The Political Situation: a quick introduction

You might know that there’s some political upheaval in Thailand at the moment. Because people have been asking: we’re not in any sort of danger. There are a lot of protests, but they’re mainly happening well to the north of us; the closest place that anything has happened is Sathorn Road, two miles away. As of today, however, the protesters have declared their intention to occupy the zoo (strategically located right next to Parliament), so there is some disruption in our lives.

Thai politics are complicated and somewhat hermetic, and reporting in the Western press doesn’t seem to be particularly good. (Nor, for that matter, are the local papers doing much better: today the Bangkok Post printed a letter to the editor about the obvious superiority of the original flavor of HP sauce.) But here’s a basic overview of what’s going on.

The prime minister of Thailand right now is a woman named Yingluck Shinawatra. She’s the sister of billionaire Thaksin Shinawatra, who used to be prime minister until he was sent into exile on charges of corruption; now he’s living in Dubai. There’s the widespread belief that he continues to run the country through his sister. Their party is called Pheu Thai. Pheu Thai has draws most of their support from the rural poor, who have been generously rewarded with subsidies; there are allegations of wholesale vote buying.

Pheu Thai supporters are called the Red Shirts; the opposition are the Yellow Shirts. The Yellow Shirts have their name because they are monarchists and yellow is the color of the king (he was born on a Monday, and Monday’s color is yellow). The Yellow Shirts are the urban elite; they’re primarily in Bangkok and are the groups that have historically held power.

Now it’s worth pointing out that everyone involved in politics in Thailand is a monarchist; respect for the king ties the country together. On paper, however, the king has no real political power. (What’s actually the case is murky.) The Yellow Shirts’ position, as explained by their leader Suthep is that the king should have more power; they would prefer that there be less direct democracy (including voting for members of parliament). This would, in theory, mean an end to the wealthy buying votes; it would return rule in Thailand entirely to the urban elite.
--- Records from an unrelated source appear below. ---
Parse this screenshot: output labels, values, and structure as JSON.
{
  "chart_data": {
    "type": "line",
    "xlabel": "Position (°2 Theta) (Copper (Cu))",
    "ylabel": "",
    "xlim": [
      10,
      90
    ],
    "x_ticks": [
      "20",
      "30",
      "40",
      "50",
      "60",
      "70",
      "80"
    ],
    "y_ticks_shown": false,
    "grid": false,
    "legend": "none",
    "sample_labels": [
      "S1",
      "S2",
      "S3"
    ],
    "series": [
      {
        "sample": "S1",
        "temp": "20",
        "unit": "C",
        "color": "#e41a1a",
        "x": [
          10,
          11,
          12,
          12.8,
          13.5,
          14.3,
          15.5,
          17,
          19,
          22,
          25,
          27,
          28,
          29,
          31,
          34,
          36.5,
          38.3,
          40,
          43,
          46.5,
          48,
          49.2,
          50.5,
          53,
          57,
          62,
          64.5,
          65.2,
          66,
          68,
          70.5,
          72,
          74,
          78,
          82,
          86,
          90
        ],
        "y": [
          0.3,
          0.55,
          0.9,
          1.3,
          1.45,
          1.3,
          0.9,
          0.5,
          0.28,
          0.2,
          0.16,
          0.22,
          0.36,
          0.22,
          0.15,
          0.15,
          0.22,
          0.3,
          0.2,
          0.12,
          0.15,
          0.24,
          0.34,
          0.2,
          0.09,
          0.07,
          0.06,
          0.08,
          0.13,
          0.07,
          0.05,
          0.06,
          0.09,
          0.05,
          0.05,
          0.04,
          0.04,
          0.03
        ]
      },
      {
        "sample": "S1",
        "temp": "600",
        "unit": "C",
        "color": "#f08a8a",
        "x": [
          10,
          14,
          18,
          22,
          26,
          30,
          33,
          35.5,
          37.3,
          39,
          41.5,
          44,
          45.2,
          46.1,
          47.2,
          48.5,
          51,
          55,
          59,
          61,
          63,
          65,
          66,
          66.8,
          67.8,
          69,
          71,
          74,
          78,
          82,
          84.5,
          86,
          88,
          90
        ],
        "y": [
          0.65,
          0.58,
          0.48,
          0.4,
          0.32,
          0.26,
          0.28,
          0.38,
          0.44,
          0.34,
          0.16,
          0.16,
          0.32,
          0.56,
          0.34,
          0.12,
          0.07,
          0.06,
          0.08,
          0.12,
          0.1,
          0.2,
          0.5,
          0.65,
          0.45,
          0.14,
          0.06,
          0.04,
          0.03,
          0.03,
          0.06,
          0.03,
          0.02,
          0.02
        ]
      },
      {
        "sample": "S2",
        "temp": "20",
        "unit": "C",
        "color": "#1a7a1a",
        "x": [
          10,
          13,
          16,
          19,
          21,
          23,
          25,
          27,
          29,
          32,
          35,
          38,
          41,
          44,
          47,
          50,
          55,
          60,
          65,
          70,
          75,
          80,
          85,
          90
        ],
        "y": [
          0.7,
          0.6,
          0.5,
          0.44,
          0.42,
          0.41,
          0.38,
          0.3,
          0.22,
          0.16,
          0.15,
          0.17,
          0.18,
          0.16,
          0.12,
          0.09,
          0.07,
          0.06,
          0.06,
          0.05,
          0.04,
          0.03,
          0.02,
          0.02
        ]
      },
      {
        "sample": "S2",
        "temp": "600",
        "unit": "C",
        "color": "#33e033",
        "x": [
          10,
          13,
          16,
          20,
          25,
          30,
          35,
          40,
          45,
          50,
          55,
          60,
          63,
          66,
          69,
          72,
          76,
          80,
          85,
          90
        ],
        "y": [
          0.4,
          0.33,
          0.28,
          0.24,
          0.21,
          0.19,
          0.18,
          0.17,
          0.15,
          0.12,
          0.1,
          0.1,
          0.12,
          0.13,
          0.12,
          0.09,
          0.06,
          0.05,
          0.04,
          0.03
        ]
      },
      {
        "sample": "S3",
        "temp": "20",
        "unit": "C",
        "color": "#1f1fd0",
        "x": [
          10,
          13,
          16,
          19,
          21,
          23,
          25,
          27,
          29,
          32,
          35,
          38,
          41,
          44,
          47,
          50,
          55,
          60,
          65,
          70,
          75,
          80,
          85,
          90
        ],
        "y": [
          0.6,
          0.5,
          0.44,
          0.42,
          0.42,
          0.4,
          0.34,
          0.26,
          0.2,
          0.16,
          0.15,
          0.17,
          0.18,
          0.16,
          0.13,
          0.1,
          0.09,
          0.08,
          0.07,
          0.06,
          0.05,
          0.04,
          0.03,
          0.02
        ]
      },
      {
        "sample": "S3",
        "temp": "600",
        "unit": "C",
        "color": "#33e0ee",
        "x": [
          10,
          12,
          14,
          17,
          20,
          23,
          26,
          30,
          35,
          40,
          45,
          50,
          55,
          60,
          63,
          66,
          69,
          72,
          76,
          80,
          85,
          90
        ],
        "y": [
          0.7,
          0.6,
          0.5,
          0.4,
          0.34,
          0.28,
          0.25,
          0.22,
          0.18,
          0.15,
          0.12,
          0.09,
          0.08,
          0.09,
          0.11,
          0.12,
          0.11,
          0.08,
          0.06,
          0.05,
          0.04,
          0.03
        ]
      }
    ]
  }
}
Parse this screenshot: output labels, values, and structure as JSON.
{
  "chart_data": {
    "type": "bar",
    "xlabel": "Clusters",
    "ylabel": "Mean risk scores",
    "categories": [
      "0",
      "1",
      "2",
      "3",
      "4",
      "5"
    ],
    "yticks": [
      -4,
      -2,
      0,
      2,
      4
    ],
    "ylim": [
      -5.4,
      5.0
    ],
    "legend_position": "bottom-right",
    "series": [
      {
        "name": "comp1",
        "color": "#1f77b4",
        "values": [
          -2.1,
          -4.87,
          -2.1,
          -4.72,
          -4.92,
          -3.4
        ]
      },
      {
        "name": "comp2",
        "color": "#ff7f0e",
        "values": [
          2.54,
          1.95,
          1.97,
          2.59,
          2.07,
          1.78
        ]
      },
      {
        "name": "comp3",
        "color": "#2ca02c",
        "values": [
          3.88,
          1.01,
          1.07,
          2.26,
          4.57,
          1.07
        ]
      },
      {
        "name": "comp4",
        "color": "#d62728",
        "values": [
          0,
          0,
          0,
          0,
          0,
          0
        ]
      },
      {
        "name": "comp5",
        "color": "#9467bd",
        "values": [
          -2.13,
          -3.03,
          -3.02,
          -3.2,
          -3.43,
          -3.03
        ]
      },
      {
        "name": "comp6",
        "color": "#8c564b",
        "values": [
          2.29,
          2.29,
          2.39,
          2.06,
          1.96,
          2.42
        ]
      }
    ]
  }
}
Now! That’s who’s fighting; this has been the central argument in Thai politics for the past decade. The reason that protests started was initially because Yingluck introduced a bill that would have provided amnesty to politicians convicted of crimes; it would have allowed Thaksin to return to the country (and to politics). The bill was remarkably unpopular but stayed in play for longer than it should have; it was withdrawn this past week. But ire at Thaksinism was touched off, and the Yellow Shirts took up blowing whistles as loudly as possible at government buildings. The protests haven’t dissipated. In the past few days, things have escalated, as Red Shirts have been bused in from the countryside to launch counter-protests. The Yellow Shirts have been occupying government buildings with little effect; things do seem to be heating up, and the first real violence happened at a Red Shirt rally this evening.

That said, I’ll stress again that we’re in no real danger. Getting foreigners involved is advantageous to no one. A big player that hasn’t yet been involved is the military; there’s a good chance that this will end with a coup. Historically – coups happen regularly here – the involvement of the military makes that happen. December 5th is the king’s birthday, and everyone will take a break for that. The week after that should be decisive.

We’ve seen very little to indicate that anything will happen. This afternoon we passed a bunch of Red Shirts on their way to a rally at the national stadium; last week I mistakenly walked through the end of a Yellow Shirt rally, having imagined it was a street fair. Here’s a mural outside of Silpakorn University, the art school:


Maybe some explanation is useful. The crab is Yingluck – her nickname, a fairly common one, is Poo, which means crab. The vampire fangs are a nice touch. The hand controlling her is her brother, Thaksin; the bottle of Coke is the U.S. And it’s probably worth noting that just because this is anti-Thaksin, it’s not necessarily pro-Yellow Shirt: there are plenty of reason for people to be upset with the Shinawatras.